Ihre Augen weiteten sich, das konnte doch nicht wahr sein, aber es war schwarz auf weiß geschrieben. Katja lebte nicht mehr. Katja, die einmal im Jahr Johanna in Berlin besucht hatte. Ein Zwischenstopp im Bahnhofscafé auf dem Weg nach Potsdam. Die üblichen Fragen, wie geht’s, was machen die Kinder und die Ehemänner, Tschüss, alles Gute, bis nächstes Jahr. Aber niemals wurde über die gemeinsame Verstrickung, die gemeinsame Schuld gesprochen. Genau dieses Schweigen war es gewesen, das Johanna an das jährliche Ritual gebunden hatte, gewürzt mit einer Prise Mitleid.

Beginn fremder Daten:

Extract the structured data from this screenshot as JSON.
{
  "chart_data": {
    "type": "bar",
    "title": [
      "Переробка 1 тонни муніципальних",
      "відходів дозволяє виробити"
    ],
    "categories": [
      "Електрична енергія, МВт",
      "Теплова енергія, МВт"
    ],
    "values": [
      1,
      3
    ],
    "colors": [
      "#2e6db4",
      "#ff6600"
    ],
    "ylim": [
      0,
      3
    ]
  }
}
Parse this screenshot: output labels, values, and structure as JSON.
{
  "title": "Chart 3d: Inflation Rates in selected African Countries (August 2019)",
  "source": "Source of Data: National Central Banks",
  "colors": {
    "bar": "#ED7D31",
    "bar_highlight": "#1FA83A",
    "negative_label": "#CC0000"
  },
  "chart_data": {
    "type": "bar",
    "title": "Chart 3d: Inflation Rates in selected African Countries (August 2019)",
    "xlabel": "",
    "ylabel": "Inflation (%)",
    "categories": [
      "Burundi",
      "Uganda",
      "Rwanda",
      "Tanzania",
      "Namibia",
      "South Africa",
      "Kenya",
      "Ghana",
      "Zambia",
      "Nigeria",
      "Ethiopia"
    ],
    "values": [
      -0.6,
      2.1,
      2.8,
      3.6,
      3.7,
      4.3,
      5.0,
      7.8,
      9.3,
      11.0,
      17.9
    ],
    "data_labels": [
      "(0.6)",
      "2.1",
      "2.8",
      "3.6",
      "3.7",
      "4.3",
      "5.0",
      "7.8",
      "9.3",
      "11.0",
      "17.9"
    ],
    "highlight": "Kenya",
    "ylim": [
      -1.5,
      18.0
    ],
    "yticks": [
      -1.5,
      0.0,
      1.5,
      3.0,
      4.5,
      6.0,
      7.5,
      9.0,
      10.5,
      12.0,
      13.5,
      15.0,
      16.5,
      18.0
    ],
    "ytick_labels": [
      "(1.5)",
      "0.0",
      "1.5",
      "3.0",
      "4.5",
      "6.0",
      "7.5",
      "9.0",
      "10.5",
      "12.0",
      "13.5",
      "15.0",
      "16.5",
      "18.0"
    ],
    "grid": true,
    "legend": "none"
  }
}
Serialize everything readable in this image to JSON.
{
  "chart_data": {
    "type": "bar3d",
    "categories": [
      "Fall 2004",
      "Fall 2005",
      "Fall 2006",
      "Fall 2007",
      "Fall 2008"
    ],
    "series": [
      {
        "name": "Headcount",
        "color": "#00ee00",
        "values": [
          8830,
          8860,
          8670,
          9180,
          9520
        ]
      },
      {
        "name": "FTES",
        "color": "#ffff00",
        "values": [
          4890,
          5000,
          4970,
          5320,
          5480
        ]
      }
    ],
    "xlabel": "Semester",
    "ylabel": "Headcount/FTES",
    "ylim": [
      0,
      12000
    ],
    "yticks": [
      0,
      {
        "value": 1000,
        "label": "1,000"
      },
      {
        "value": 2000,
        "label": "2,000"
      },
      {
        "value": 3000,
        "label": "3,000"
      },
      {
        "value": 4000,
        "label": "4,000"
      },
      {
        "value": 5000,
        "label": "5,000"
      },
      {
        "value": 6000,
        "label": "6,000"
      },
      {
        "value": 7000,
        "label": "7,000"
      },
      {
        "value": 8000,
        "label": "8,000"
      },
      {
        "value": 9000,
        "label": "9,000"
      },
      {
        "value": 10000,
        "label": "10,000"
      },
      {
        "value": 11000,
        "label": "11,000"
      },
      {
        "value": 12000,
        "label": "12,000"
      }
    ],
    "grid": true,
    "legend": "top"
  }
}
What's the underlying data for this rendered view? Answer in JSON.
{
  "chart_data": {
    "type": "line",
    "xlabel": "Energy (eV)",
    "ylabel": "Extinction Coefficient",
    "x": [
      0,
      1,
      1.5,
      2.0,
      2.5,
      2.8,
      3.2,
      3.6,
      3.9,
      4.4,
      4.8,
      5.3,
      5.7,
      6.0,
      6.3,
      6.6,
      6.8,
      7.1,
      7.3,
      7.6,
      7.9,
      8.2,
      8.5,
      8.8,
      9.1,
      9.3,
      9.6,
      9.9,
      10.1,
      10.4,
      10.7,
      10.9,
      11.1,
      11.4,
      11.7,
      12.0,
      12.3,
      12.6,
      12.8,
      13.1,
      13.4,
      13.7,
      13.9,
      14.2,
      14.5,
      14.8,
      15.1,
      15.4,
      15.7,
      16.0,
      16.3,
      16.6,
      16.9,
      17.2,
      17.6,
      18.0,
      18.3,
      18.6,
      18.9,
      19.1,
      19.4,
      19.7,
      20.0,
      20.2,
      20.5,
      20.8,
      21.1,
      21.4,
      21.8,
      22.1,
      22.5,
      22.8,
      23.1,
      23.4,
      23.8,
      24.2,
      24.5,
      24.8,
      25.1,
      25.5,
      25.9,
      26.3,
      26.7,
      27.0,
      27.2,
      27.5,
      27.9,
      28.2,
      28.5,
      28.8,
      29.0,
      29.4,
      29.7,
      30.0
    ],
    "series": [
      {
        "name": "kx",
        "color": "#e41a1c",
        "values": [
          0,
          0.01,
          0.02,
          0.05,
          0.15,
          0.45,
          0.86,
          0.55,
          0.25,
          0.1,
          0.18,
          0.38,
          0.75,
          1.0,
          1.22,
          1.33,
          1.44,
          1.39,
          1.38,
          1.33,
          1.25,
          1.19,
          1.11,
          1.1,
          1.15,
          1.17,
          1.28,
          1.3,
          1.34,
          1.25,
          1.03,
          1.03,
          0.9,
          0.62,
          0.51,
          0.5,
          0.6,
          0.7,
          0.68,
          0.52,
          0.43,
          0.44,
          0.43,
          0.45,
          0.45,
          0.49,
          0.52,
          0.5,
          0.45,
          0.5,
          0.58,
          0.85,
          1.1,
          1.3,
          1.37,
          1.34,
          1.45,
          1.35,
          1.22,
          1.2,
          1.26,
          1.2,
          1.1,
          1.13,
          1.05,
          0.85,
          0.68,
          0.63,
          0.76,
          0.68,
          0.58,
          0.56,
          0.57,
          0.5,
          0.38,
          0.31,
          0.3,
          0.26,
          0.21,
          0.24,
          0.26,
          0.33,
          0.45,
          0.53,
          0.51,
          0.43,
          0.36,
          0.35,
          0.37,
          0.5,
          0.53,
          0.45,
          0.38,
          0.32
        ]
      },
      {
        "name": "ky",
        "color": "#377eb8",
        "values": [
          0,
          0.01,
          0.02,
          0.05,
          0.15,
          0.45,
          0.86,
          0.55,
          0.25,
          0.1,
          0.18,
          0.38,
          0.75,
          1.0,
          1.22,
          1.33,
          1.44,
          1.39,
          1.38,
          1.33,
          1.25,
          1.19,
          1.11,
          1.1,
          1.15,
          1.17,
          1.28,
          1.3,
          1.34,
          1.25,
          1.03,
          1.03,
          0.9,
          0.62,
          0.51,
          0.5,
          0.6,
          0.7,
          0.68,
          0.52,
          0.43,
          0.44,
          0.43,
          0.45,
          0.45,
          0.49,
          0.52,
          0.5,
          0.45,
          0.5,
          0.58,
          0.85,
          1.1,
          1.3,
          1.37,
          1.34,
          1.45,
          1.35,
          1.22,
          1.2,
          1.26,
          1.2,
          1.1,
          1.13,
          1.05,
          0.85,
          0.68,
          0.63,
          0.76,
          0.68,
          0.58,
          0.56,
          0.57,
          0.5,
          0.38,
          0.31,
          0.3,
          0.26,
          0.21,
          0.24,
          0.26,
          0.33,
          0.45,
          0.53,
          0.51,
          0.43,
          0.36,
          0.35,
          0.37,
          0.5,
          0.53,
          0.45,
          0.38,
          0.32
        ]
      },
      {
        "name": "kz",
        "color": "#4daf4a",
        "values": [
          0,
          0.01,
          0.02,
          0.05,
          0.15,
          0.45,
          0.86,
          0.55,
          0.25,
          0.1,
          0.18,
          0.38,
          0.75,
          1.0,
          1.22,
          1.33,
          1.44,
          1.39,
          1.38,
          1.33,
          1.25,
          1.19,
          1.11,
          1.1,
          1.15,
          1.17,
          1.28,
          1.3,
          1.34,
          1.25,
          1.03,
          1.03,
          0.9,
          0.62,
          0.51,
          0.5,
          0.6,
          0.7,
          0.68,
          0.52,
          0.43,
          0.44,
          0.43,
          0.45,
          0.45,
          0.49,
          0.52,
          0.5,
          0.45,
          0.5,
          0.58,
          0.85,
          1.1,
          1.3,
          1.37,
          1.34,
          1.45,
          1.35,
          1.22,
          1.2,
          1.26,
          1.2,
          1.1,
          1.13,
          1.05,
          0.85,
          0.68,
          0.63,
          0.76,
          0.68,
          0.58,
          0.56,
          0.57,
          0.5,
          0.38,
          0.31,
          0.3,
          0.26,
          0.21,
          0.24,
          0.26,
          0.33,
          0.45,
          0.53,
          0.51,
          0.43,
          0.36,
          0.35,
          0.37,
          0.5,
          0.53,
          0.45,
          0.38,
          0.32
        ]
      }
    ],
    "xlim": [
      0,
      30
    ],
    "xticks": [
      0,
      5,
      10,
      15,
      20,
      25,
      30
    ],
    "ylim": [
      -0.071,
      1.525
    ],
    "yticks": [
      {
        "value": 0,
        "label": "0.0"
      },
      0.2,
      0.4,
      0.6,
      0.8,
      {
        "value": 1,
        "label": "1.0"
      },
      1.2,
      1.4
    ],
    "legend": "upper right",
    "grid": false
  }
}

Nun las Johanna das Bibelzitat auf der Karte und ein Gefühl von Wut stieg in ihr auf. Unverkennbar musste Katja es vor ihrem Tod selbst ausgewählt haben. Der Satz war dumm, aber eindeutig: „Der Lohn der Sünde ist der Tod, die Gabe Gottes aber ist das ewige Leben in Christus Jesus, unserem Herrn.“
Katja war eine Frau gewesen, deren Erwachsenleben nach Plan verlaufen war, nach den von ihr vorgesehenen Zeiten, Ereignissen und Orten. Eine Frau, die sich nie entspannt zurücklehnte, nie ihr Gegenüber aus den Augen ließ. Eine Stütze der Kirchengemeinde. Eine Gotteskriecherin. Für Johanna war es stets ein Rätsel geblieben, was Katja von ihr gewollt hatte, verständlicher wäre es gewesen, wenn sie jeden Kontakt gemieden hätte. Nur einmal, und sie war sich nicht sicher, ob sie sich nicht getäuscht hatte, hatte sie hinter die Fassade geblickt.